On 12/11/2017 12:06 PM, Chris Clayton wrote:
> Here's the output of dmesg for 4.15.0-rc3. I'll open a bugzilla later and add this and the lspci output that I sent with
> my original repoart.

This was helpful. I don't see any AER/DPC in your log. It looks like the only PCIe
portdrv service you have is PME.

Can we do a quick hack and return immediately from

static int pcie_pme_probe(struct pcie_device *srv)

by putting return 0; at the top.

Same thing in

static void pcie_pme_remove(struct pcie_device *srv)
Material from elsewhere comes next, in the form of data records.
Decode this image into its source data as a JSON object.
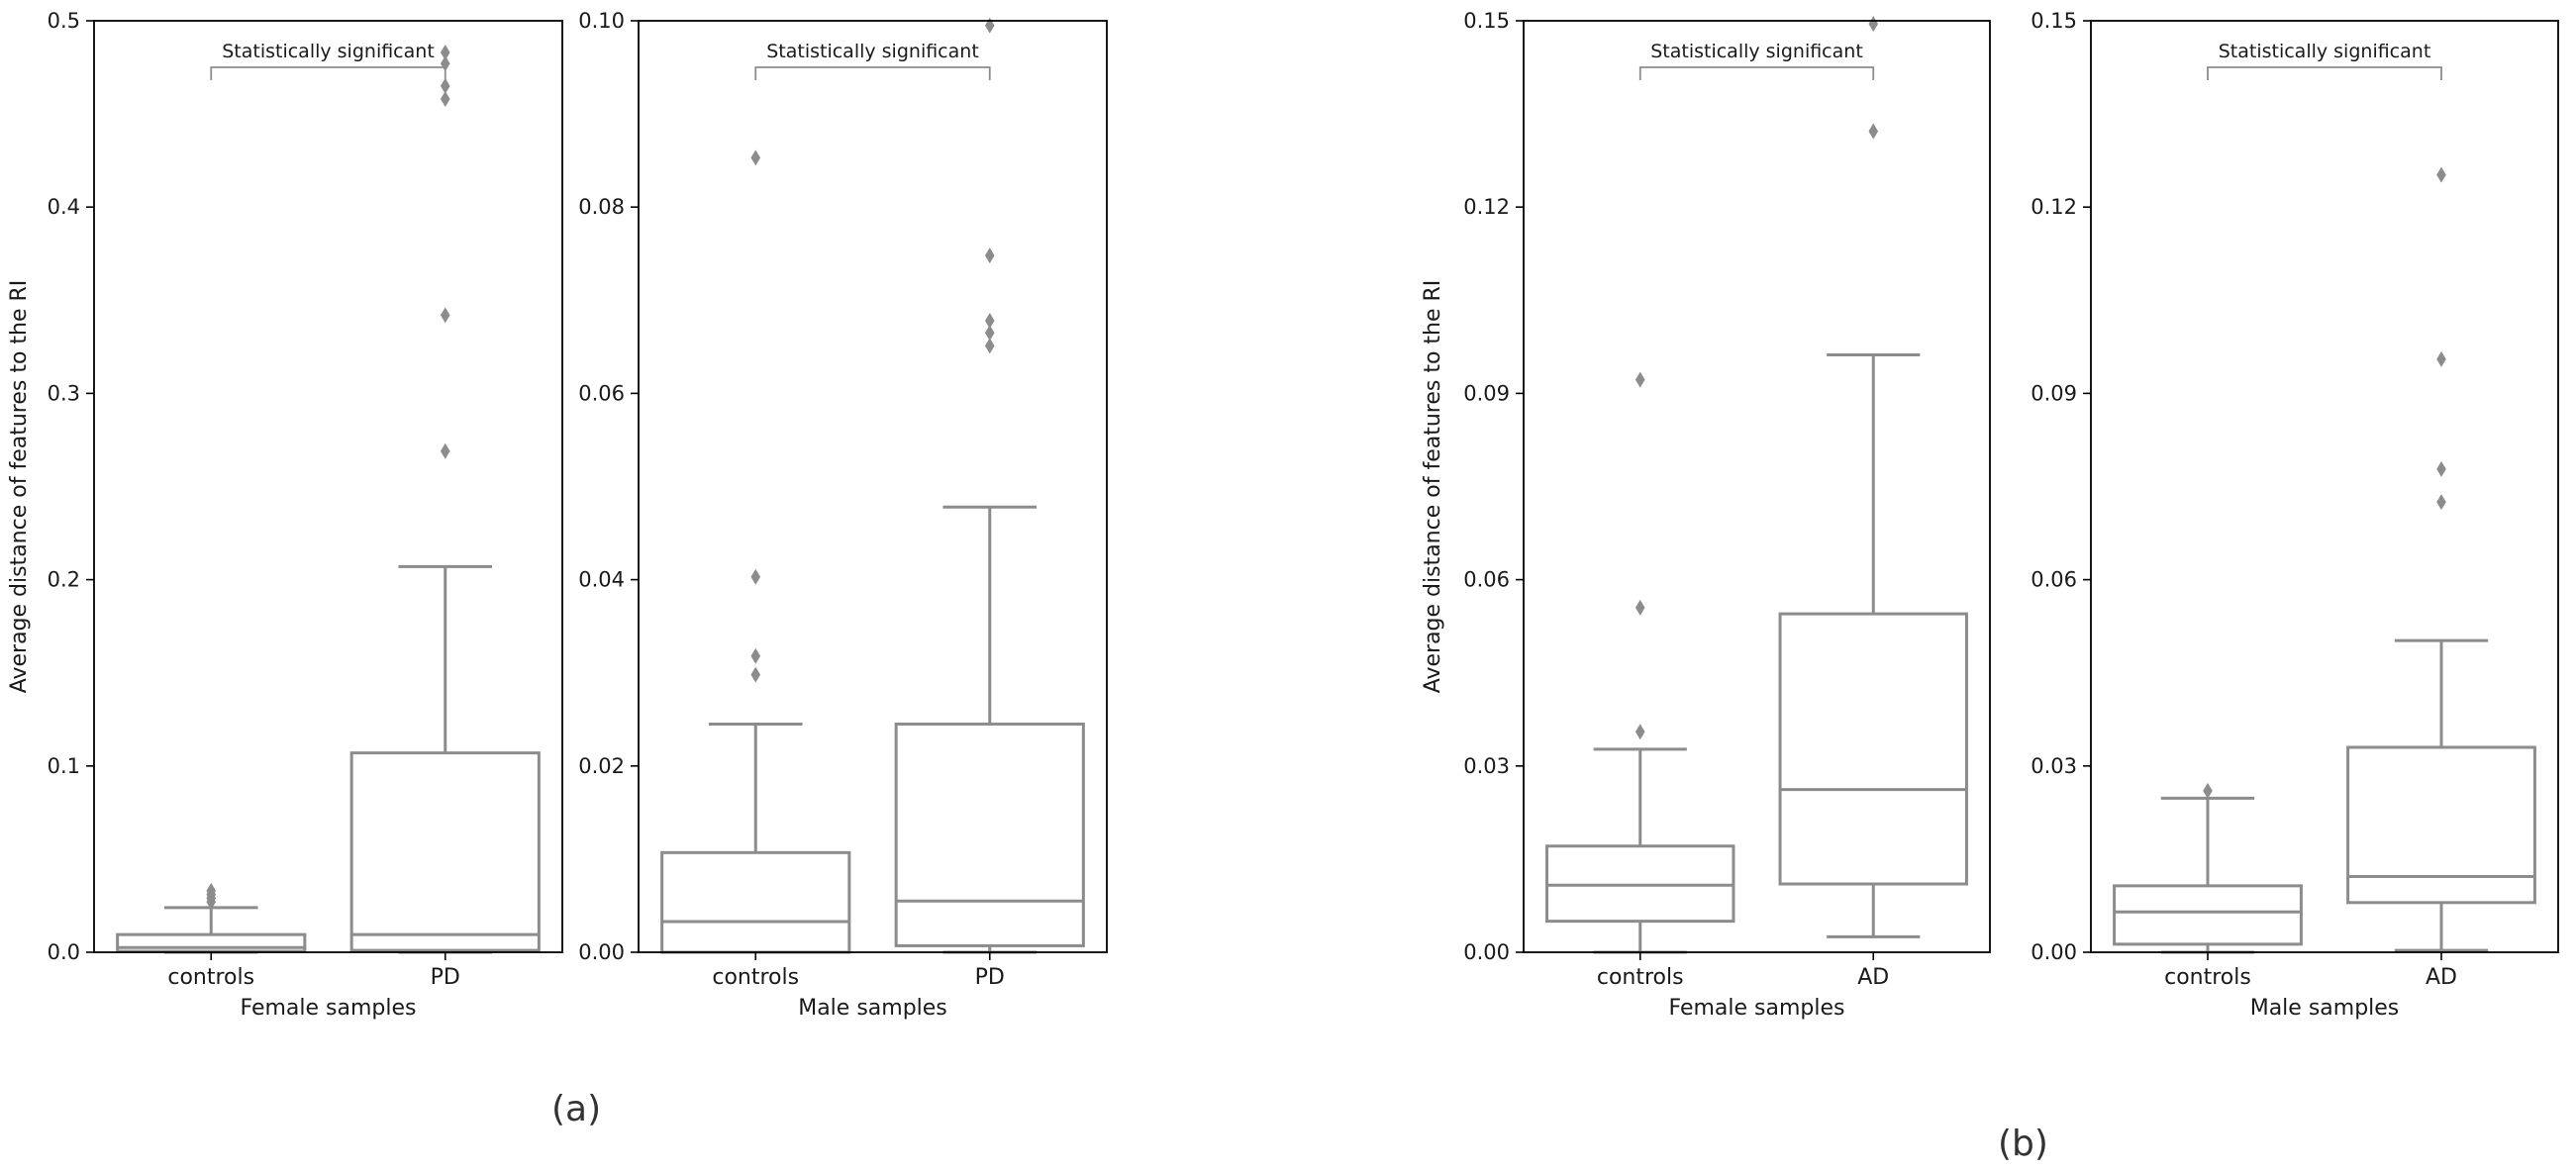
{
  "chart_data": [
    {
      "type": "box",
      "group": "(a)",
      "panel": "female-pd",
      "xlabel": "Female samples",
      "ylabel": "Average distance of features to the RI",
      "ylim": [
        0,
        0.5
      ],
      "yticks": [
        "0.0",
        "0.1",
        "0.2",
        "0.3",
        "0.4",
        "0.5"
      ],
      "categories": [
        "controls",
        "PD"
      ],
      "boxes": [
        {
          "whislo": 0.0,
          "q1": 0.0005,
          "med": 0.0025,
          "q3": 0.0095,
          "whishi": 0.024,
          "fliers": [
            0.027,
            0.029,
            0.031,
            0.033
          ]
        },
        {
          "whislo": 0.0,
          "q1": 0.001,
          "med": 0.0095,
          "q3": 0.107,
          "whishi": 0.207,
          "fliers": [
            0.269,
            0.342,
            0.458,
            0.465,
            0.477,
            0.483
          ]
        }
      ],
      "annotation": "Statistically significant"
    },
    {
      "type": "box",
      "group": "(a)",
      "panel": "male-pd",
      "xlabel": "Male samples",
      "ylabel": "",
      "ylim": [
        0,
        0.1
      ],
      "yticks": [
        "0.00",
        "0.02",
        "0.04",
        "0.06",
        "0.08",
        "0.10"
      ],
      "categories": [
        "controls",
        "PD"
      ],
      "boxes": [
        {
          "whislo": 0.0,
          "q1": 0.0,
          "med": 0.0033,
          "q3": 0.0107,
          "whishi": 0.0245,
          "fliers": [
            0.0298,
            0.0318,
            0.0403,
            0.0853
          ]
        },
        {
          "whislo": 0.0,
          "q1": 0.0007,
          "med": 0.0055,
          "q3": 0.0245,
          "whishi": 0.0478,
          "fliers": [
            0.0651,
            0.0665,
            0.0678,
            0.0748,
            0.0995
          ]
        }
      ],
      "annotation": "Statistically significant"
    },
    {
      "type": "box",
      "group": "(b)",
      "panel": "female-ad",
      "xlabel": "Female samples",
      "ylabel": "Average distance of features to the RI",
      "ylim": [
        0,
        0.15
      ],
      "yticks": [
        "0.00",
        "0.03",
        "0.06",
        "0.09",
        "0.12",
        "0.15"
      ],
      "categories": [
        "controls",
        "AD"
      ],
      "boxes": [
        {
          "whislo": 0.0,
          "q1": 0.005,
          "med": 0.0108,
          "q3": 0.0171,
          "whishi": 0.0327,
          "fliers": [
            0.0355,
            0.0555,
            0.0922
          ]
        },
        {
          "whislo": 0.0025,
          "q1": 0.011,
          "med": 0.0262,
          "q3": 0.0545,
          "whishi": 0.0962,
          "fliers": [
            0.1322,
            0.1495
          ]
        }
      ],
      "annotation": "Statistically significant"
    },
    {
      "type": "box",
      "group": "(b)",
      "panel": "male-ad",
      "xlabel": "Male samples",
      "ylabel": "",
      "ylim": [
        0,
        0.15
      ],
      "yticks": [
        "0.00",
        "0.03",
        "0.06",
        "0.09",
        "0.12",
        "0.15"
      ],
      "categories": [
        "controls",
        "AD"
      ],
      "boxes": [
        {
          "whislo": 0.0,
          "q1": 0.0013,
          "med": 0.0065,
          "q3": 0.0107,
          "whishi": 0.0248,
          "fliers": [
            0.026
          ]
        },
        {
          "whislo": 0.0003,
          "q1": 0.008,
          "med": 0.0122,
          "q3": 0.033,
          "whishi": 0.0502,
          "fliers": [
            0.0725,
            0.0778,
            0.0955,
            0.1252
          ]
        }
      ],
      "annotation": "Statistically significant"
    }
  ],
  "labels": {
    "a": "(a)",
    "b": "(b)"
  },
  "colors": {
    "box": "#8c8c8c",
    "axis": "#000000",
    "text": "#1a1a1a"
  }
}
just place a return at the top.

I'm hoping your problem will go away after this. Then, we can start peeling the onion.

--
Sinan Kaya
Qualcomm Datacenter Technologies, Inc. as an affiliate of Qualcomm Technologies, Inc.
Qualcomm Technologies, Inc. is a member of the Code Aurora Forum, a Linux Foundation Collaborative Project.

2017-12-11 19:31:43

by Chris Clayton

[permalink] [raw]
Subject: Re: Oops on 4.15-rc[123] on shutdown/reboot



On 11/12/17 17:24, Sinan Kaya wrote:
> On 12/11/2017 12:06 PM, Chris Clayton wrote:
>> Here's the output of dmesg for 4.15.0-rc3. I'll open a bugzilla later and add this and the lspci output that I sent with
>> my original repoart.
>
> This was helpful. I don't see any AER/DPC in your log. It looks like the only PCIe
> portdrv service you have is PME.
>
> Can we do a quick hack and return immediately from
>
> static int pcie_pme_probe(struct pcie_device *srv)
>
> by putting return 0; at the top.
>
> Same thing in
>
> static void pcie_pme_remove(struct pcie_device *srv)
>
> just place a return at the top.
>

I made those changes (to drivers/pci/pcie/pme.c) and built and installed the kernel. Sorry, but I still get the oops
when I reboot.

> I'm hoping your problem will go away after this. Then, we can start peeling the onion.
>

2017-12-11 20:04:39

by Chris Clayton

[permalink] [raw]
Subject: Re: Oops on 4.15-rc[123] on shutdown/reboot

On 11/12/17 17:17, Bjorn Helgaas wrote:
> [+cc linux-pci]
>
> On Mon, Dec 11, 2017 at 11:29:50AM -0500, Sinan Kaya wrote:
>> Hi Chris,
>>
>>>
>>> I'm more than happy to provide additional diagnostics and test proposed fixes. As a starter for ten, I've attached the
>>> output from 'lspci -v'. If, however, you need to see the backtrace, I'll need some advice on how to capture that.
>>>
>>
>> Can you open a bugzilla and also share the boot log?
>>
>> There must be something unique about your system.
>
> Can you attach "lspci -vv" output (as root) to the bugzilla, too?
>

I've opened the bugzilla report (Bug 198141) and attached the dmesg and lspci -vv outputs to it.